Set in the small, idyllic community of Oak Bay, Vancouver Island, in 1971, What We Once Believed tells the story of four female characters, but centres on Maybe Collins, a precocious eleven-year-old. Maybe longs to understand her mother, Camille, who abandoned her nine years earlier. She follows the events of late ’60s and early ’70s, especially the women’s movement, and searches for her mother among newspaper photos. When Camille suddenly reappears one summer, Maybe learns she is the well-known author of a memoir about motherhood and feminism, a book that barely mentions Maybe at all.
MacPherson’s writing is impeccable. Her metaphors and images are beautiful and, I suspect, will ring true for many women readers. For example, an early description of a photo of Camille as “slightly blurred, the lines indefinite, out of focus” is, we learn, exactly how Camille feels. Gigi, Camille’s mother, makes a seemingly offhand comment that men take up too much space. And Robin, a married, stay-at-home mother to Maybe’s best friend, is “flattened out, colourless” and “torn apart, shredded by motherhood, wifedom.”
Through such details, MacPherson creates a world where women seem spectators to their own lives and yet struggle to take control. The story reminds us that in the almost fifty years since 1971, little has changed. Camille views motherhood as an oppressive site used by a patriarchal society to control women. She is, of course, judged by everyone—other characters in the book and perhaps some readers too—for not being sufficiently motherly. At the same time, Camille judges Robin for being too motherly while Robin, reading Greer and Steinem, feels motherhood is a “choice” and she is not “just” a mother. Even Maybe holds her emotions inside, channeling her hopes about her mother into a scrap book and pinning her worth on her mother fitting into a socially accepted standard of “woman” and “mother.”
The issue of choice runs deep in MacPherson’s story, as it did in 1971—and now. Many feminists argue that choice is for the privileged and this is often implied in the novel, as the women sometimes choose one oppression over another. Camille says, we are all still “exploring what it really means to be a woman” within “all these constraints. All these expectations.”

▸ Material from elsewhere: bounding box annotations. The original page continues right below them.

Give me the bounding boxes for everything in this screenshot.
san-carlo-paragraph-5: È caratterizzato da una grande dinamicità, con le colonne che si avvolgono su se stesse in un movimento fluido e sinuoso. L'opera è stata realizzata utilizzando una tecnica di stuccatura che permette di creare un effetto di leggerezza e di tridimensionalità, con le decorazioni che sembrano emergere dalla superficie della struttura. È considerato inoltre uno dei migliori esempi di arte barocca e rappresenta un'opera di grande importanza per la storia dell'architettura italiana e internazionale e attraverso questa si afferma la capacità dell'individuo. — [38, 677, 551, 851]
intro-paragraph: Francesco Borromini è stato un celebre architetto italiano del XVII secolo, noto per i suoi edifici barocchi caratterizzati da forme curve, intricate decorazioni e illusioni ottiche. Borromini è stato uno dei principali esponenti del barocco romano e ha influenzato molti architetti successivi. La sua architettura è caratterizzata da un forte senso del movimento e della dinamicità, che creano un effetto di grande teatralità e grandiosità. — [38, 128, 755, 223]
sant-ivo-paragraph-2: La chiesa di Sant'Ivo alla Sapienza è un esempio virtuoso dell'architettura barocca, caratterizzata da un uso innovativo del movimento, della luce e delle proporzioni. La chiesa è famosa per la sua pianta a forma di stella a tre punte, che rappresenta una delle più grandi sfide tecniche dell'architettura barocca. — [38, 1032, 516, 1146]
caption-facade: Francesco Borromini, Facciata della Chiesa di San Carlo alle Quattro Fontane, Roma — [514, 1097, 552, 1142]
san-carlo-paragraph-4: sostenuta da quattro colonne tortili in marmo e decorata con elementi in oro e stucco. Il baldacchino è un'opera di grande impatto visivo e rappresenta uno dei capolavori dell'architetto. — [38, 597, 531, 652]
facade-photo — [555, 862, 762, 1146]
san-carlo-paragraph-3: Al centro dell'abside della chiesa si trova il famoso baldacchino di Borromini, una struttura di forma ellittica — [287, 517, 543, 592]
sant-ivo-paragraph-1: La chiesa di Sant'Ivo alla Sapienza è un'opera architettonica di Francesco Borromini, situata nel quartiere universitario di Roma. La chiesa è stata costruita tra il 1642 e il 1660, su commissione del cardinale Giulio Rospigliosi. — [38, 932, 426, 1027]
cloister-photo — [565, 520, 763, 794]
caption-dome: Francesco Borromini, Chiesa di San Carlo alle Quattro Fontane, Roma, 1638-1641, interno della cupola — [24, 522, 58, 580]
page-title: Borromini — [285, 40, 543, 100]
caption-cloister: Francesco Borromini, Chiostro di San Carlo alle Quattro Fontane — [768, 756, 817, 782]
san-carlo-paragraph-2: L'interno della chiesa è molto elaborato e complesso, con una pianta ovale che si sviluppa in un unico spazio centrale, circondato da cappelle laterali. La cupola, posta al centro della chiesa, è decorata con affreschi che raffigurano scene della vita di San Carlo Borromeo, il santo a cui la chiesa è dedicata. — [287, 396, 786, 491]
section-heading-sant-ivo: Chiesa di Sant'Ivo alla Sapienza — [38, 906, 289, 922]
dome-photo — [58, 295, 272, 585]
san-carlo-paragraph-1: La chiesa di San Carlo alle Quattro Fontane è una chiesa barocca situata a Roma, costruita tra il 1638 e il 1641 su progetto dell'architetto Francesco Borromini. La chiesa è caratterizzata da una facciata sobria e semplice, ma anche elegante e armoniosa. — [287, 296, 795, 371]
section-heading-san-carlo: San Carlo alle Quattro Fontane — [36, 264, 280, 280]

I try to imagine how an adult Maybe would look back on the summer Camille returned. Would she see her mother in a different light? Camille’s truth “split open” Maybe’s life but would it have been better for her to live a lie, with a mother that did not want that role? Mothers come in many forms. As we learn, none of the women in What We Once Believed tells another the truth about their life, which leaves Maybe to create an unrealistic portrait of motherhood, womanhood. Maybe an adult Maybe (such an apt name for her character) would realize that the perfect mother, the one she envisioned, cannot exist. So why, in 2017, do we insist on telling each other and our daughters and ourselves that she can?